As to the unlucky Sham Rao, he broke out in a cold sweat, and tried to assure us that we were mistaken, that we did not fully understand her language.
"It is not about you, it is not about you! It is of me she speaks, because I am in Government service. Oh, she is inexorable!"
"Râkshasas! Asuras!" thundered the voice. "How dare you appear before us? how dare you to stand on this holy ground in boots made of a cow's sacred skin? Be cursed for etern——"
But her curse was not destined to be finished. In an instant the Hercules-like Narayan had fallen on the Sivatherium, and upset the whole pile, the skull, the horns and the demoniac Pythia included. A second more, and we thought we saw the witch flying in the air towards the portico. A confused vision of a stout, shaven Brahman, suddenly emerging from under the Sivatherium and instantly disappearing in the hollow beneath it, flashed before my dilated eyes.
But, alas! after the third second had passed, we all came to the embarrassing conclusion that, judging from the loud clang of the door of the cave, the representative of the Seven Sisters had ignominiously fled. The moment she had disappeared from our inquisitive eyes to her subterranean domain, we all realized that the unearthly hollow voice we had heard had nothing supernatural about it and belonged to the Brahman hidden under the Sivatherium—to some one's live uncle, as Mr. Y— had rightly supposed.

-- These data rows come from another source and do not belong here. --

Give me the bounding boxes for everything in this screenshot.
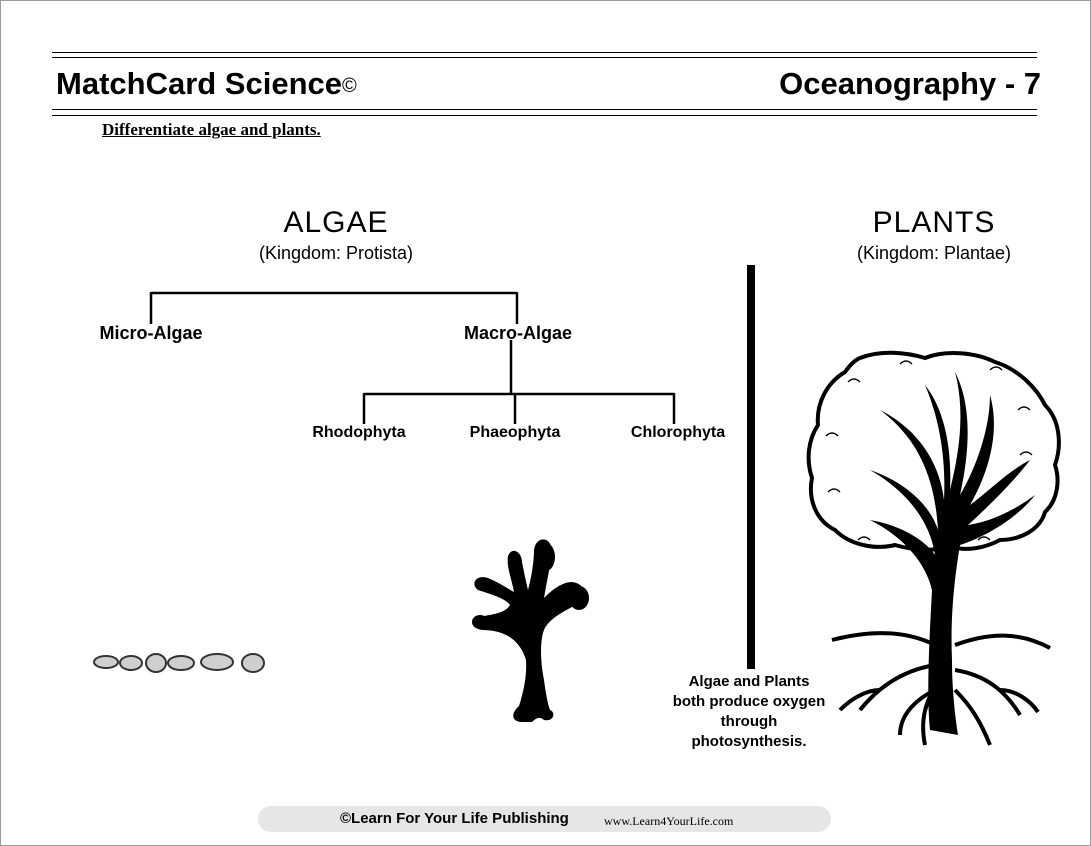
macro-algae-label: Macro-Algae <box>463 323 573 343</box>
micro-algae-label: Micro-Algae <box>99 323 203 343</box>
plants-kingdom: (Kingdom: Plantae) <box>856 243 1012 263</box>
worksheet-title: Oceanography - 7 <box>779 66 1041 101</box>
top-rule-inner <box>52 57 1037 58</box>
header-bottom-rule <box>52 109 1037 110</box>
header-bottom-rule-inner <box>52 115 1037 116</box>
publisher-credit: ©Learn For Your Life Publishing <box>340 810 569 827</box>
top-rule <box>52 52 1037 53</box>
chlorophyta-label: Chlorophyta <box>630 424 726 441</box>
algae-title: ALGAE <box>283 206 389 239</box>
tree-silhouette-icon <box>806 350 1061 746</box>
algae-kingdom: (Kingdom: Protista) <box>258 243 414 263</box>
instruction-text: Differentiate algae and plants. <box>102 120 321 139</box>
phaeophyta-label: Phaeophyta <box>469 424 561 441</box>
photosynthesis-note: Algae and Plants both produce oxygen thr… <box>672 673 826 750</box>
macro-algae-silhouette-icon <box>472 539 589 722</box>
divider-bar <box>747 265 755 669</box>
copyright-icon: © <box>342 75 357 97</box>
rhodophyta-label: Rhodophyta <box>312 424 406 441</box>
publisher-url: www.Learn4YourLife.com <box>604 814 734 828</box>
footer-bar: ©Learn For Your Life Publishing www.Lear… <box>258 806 831 832</box>
algae-tree-lines <box>149 291 676 424</box>
series-title: MatchCard Science© <box>56 66 357 101</box>
plants-title: PLANTS <box>872 206 996 239</box>
micro-algae-chain-icon <box>93 653 265 673</box>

Oh, Narayan! how carelessly, how disorderly the worlds rotate around us. I begin to seriously doubt their reality. From this moment I shall earnestly believe that all things in the universe are nothing but illusion, a mere Mâyâ. I am becoming a Vedantin.... I doubt that in the whole universe there may be found anything more objective than a Hindu witch flying up the spout.
Miss X— woke up, and asked what was the meaning of all this noise. The noise of many voices and the sounds of the many retreating footsteps, the general rush of the crowd, had frightened her. She listened to us with a condescending smile, and a few yawns, and went to sleep again.
Next morning, at daybreak, we very reluctantly, it must be owned, bade good-by to the kind-hearted, good-natured Sham Rao. The confoundingly easy victory of Narayan hung heavily on his mind. His faith in the holy hermitess and the seven goddesses was a good deal shaken by the shameful capitulation of the sisters, who had surrendered at the first blow from a mere mortal. But during the dark hours of the night he had had time to think it over, and to shake off the uneasy feeling of having unwillingly misled and disappointed his European friends.